What started Friday at a U.S. Air Force base in Florida consumed Greg Foley’s day in Fraser.

It also kept at least 24 rescuers from Mesa, Delta and Gunnison counties stomping around Grand Mesa.

In the end, there was no definitive answer on what started it all.

Authorities abandoned efforts about 5 p.m. to find the source of a Global Positioning System distress beacon, which was first detected early Friday by a government-monitored satellite. Mesa County Sheriff’s Department spokeswoman Heather Benjamin said the search likely will be suspended, barring new information. As of late Friday afternoon, no missing hunter reports had been filed in Mesa or Delta counties.

The mystery signal was believed to have originated from a personal locator beacon, a small device offering GPS accuracy commonly used by hunters or hikers. The signal moved through the day, raising speculation a locator may have been accidentally activated, assuming it was attached to a person and not an animal, Benjamin said.
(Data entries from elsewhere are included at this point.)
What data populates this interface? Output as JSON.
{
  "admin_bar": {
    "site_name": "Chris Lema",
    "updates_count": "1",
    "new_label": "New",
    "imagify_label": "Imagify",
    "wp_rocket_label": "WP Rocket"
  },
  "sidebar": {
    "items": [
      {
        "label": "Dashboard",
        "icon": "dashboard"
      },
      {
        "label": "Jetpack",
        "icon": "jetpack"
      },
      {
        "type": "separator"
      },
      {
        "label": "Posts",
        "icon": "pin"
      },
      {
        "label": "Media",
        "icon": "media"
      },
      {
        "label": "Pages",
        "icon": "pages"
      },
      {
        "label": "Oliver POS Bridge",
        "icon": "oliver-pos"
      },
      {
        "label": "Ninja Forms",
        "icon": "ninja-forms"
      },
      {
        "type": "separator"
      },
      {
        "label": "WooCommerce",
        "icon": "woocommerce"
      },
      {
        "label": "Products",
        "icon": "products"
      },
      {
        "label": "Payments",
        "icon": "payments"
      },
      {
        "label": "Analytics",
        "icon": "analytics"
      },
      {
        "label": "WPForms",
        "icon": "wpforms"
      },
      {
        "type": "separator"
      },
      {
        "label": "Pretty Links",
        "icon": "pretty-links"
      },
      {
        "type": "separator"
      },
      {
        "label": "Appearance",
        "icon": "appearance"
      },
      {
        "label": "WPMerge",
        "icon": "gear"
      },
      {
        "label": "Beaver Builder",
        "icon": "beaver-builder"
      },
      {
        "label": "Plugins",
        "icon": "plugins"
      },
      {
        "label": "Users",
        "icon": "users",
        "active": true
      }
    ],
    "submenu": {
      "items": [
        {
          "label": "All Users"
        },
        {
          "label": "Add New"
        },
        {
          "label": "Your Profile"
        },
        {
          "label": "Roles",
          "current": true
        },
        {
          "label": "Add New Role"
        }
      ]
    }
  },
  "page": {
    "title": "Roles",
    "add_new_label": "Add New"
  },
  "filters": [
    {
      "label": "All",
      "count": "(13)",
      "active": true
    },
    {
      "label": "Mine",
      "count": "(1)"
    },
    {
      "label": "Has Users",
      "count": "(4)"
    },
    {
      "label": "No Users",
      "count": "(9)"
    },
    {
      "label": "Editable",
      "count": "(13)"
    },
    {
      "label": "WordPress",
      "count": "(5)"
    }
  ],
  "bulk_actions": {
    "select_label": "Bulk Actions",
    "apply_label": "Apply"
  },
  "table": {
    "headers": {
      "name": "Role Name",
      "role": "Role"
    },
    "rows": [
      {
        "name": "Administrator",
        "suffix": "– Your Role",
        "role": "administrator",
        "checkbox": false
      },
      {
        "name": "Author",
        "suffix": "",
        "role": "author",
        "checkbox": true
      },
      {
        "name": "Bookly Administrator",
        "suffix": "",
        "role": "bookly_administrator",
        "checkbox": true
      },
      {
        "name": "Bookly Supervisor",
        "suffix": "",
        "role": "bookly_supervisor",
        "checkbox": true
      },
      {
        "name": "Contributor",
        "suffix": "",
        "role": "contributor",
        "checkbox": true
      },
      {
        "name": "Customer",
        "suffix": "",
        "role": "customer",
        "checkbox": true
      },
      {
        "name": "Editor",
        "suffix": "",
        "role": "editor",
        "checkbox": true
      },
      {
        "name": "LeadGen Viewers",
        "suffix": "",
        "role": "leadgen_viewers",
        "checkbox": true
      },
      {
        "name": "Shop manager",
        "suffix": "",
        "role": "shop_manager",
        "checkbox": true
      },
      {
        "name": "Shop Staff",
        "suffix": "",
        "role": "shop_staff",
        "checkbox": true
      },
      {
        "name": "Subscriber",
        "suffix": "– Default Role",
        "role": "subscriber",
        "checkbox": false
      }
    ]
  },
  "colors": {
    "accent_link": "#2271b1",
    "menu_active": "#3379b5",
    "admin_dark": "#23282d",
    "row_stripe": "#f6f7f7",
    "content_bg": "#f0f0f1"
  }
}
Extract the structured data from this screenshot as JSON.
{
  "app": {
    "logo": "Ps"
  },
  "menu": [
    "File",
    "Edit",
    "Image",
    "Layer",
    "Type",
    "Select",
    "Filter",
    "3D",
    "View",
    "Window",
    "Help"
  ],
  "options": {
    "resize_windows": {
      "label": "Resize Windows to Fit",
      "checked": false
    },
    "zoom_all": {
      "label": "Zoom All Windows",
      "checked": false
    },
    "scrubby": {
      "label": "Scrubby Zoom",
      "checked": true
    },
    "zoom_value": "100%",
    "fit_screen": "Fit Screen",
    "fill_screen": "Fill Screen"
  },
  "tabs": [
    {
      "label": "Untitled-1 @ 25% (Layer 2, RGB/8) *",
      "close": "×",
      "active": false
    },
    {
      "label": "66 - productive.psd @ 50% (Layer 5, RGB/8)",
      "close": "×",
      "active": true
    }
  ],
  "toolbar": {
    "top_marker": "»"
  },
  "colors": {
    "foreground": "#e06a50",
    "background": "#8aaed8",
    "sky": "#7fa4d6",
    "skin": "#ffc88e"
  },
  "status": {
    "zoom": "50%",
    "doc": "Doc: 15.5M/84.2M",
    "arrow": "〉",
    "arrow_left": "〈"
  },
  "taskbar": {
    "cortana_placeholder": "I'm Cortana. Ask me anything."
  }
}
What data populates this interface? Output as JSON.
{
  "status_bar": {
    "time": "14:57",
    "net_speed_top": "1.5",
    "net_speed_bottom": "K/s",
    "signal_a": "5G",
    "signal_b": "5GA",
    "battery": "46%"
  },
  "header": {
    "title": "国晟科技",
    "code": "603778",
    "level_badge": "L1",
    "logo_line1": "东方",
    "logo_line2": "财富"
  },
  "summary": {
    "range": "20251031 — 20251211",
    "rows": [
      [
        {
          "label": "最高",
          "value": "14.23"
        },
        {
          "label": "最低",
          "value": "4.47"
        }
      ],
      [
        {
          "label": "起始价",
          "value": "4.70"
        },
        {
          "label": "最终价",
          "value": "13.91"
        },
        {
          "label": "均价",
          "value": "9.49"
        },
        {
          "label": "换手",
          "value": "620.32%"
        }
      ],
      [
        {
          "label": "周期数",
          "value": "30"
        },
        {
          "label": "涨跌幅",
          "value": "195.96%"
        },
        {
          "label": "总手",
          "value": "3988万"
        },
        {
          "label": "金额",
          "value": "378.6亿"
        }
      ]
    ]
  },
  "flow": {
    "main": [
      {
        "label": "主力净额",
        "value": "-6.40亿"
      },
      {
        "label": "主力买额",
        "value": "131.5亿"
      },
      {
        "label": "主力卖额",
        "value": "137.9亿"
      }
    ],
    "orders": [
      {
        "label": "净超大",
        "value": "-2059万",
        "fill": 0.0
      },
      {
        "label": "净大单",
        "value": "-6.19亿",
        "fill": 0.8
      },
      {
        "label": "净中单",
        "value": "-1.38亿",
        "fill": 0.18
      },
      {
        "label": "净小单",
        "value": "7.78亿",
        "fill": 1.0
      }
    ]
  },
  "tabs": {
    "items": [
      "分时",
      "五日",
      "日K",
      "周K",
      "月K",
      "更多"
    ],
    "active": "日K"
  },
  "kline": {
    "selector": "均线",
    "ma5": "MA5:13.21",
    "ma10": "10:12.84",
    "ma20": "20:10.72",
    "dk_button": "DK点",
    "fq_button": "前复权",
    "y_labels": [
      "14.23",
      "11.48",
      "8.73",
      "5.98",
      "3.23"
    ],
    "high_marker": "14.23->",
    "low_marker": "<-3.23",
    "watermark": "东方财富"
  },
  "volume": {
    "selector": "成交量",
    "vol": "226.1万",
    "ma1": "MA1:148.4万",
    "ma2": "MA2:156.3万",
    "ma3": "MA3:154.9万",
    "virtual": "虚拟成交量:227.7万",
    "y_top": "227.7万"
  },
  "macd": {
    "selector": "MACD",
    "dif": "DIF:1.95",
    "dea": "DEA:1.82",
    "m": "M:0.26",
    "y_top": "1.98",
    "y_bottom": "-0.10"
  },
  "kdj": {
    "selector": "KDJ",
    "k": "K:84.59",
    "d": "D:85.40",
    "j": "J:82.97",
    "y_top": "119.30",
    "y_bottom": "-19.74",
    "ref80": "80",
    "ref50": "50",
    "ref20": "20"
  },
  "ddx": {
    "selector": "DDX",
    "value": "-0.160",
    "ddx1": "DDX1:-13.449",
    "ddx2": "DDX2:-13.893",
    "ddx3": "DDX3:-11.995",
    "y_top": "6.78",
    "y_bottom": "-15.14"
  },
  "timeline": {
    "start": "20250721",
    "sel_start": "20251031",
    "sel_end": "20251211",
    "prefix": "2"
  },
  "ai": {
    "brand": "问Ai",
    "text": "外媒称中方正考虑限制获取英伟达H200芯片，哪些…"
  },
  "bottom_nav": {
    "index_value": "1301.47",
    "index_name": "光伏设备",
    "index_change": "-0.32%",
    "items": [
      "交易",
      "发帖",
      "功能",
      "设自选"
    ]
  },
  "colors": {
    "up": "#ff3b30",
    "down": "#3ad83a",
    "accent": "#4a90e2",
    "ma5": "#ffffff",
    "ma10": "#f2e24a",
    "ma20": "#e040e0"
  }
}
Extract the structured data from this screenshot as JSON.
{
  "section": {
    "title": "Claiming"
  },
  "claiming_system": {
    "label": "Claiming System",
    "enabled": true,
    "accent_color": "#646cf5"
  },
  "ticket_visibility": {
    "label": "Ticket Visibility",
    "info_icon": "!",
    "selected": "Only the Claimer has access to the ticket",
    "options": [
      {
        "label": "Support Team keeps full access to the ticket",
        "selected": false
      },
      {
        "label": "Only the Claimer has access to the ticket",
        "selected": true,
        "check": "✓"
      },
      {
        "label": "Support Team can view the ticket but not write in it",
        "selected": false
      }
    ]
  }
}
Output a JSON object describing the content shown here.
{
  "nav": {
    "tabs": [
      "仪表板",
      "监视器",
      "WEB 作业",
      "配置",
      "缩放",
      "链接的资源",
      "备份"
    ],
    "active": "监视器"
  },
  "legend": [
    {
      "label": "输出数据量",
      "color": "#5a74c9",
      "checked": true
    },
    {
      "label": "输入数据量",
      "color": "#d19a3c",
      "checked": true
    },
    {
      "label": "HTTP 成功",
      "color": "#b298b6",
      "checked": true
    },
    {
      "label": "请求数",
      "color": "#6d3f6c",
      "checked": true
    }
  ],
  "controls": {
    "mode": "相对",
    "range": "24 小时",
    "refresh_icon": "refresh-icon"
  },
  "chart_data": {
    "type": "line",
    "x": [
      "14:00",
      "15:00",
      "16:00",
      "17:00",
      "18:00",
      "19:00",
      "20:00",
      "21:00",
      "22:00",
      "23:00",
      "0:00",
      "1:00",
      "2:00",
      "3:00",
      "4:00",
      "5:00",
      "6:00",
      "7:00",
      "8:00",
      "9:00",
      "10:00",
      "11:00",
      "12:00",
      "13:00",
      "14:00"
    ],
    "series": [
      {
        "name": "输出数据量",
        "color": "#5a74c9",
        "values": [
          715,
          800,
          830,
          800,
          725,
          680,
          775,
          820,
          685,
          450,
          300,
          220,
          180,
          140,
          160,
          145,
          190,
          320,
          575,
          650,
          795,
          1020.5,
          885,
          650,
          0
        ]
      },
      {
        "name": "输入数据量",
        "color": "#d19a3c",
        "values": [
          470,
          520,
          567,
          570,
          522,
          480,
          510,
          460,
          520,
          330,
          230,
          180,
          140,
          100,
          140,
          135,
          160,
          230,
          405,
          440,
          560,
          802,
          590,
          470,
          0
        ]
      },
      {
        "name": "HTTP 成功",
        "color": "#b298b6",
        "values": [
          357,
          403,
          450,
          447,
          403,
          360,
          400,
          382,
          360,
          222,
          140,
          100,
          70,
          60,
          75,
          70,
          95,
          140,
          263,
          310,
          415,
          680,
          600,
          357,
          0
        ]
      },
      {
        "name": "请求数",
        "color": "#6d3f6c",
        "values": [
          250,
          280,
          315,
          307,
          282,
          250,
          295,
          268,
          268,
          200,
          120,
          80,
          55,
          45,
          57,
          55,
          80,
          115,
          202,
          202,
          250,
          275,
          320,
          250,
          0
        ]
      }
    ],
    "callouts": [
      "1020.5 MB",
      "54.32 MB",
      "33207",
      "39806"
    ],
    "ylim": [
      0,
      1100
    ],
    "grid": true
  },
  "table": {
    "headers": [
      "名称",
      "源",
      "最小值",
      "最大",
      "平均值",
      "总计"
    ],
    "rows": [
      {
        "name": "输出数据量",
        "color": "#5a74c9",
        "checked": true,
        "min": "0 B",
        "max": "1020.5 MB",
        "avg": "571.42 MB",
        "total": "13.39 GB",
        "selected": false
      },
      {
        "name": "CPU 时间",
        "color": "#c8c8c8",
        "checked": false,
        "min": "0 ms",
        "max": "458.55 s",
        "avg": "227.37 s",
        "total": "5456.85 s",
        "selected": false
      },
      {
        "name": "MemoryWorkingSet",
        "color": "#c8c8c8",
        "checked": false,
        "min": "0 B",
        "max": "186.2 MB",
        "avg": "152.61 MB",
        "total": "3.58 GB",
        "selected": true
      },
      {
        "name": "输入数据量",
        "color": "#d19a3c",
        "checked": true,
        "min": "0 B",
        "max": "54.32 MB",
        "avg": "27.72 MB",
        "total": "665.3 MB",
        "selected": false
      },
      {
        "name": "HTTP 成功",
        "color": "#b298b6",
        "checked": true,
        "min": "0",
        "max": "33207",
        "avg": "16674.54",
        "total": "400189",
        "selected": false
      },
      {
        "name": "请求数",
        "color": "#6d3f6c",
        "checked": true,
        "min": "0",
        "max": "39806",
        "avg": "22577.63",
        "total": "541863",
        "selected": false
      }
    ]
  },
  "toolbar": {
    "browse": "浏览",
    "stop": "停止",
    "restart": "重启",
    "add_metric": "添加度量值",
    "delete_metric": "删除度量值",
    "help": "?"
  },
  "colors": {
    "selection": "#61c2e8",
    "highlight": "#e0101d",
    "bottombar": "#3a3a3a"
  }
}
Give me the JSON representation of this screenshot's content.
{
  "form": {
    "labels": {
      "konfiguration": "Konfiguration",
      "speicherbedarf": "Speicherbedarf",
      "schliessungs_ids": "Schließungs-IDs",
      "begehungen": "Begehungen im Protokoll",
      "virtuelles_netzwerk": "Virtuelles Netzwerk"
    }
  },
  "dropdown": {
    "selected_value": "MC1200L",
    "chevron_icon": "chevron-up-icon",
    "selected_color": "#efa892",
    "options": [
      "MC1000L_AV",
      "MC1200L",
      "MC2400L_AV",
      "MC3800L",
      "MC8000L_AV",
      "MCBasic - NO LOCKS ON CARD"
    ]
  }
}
It was first detected near Owens Creek, just south of Vega Reservoir.

Foley, a Fraser resident and coordinator with the Colorado Search and Rescue State Board, said it started with a phone call at 4:15 a.m. from the Air Force Rescue Coordination Center at Tyndall Air Force Base in Florida. A satellite picked up the beacon, Foley said.

The Florida facility helps coordinate searches in the 48 contiguous United States, Mexico and Canada, according to the center’s website.

Delta County Undersheriff Mark Taylor said Foley called Delta dispatchers at 5:38 a.m. with coordinates from the beacon, which later was determined to be inside Mesa County.

Foley, meanwhile, said he was on the phone with searchers throughout the day, relaying updates from Florida about the signal’s movement to Grand Mesa.

“It seems like they are getting closer,” Foley said about 2 p.m., estimating a ground team at one point was about an hour or two behind the signal’s movement.

The locator at issue was not registered when it was purchased, a source of frustration for searchers Friday, Foley said.

“Along with a location, we would have a name and contact number, and the sheriff could run that person’s information and get a vehicle description, etc.,” Foley said.

Fifteen members of the Mesa County Search and Rescue team, two more searchers from Delta County and seven from Gunnison County responded to Grand Mesa.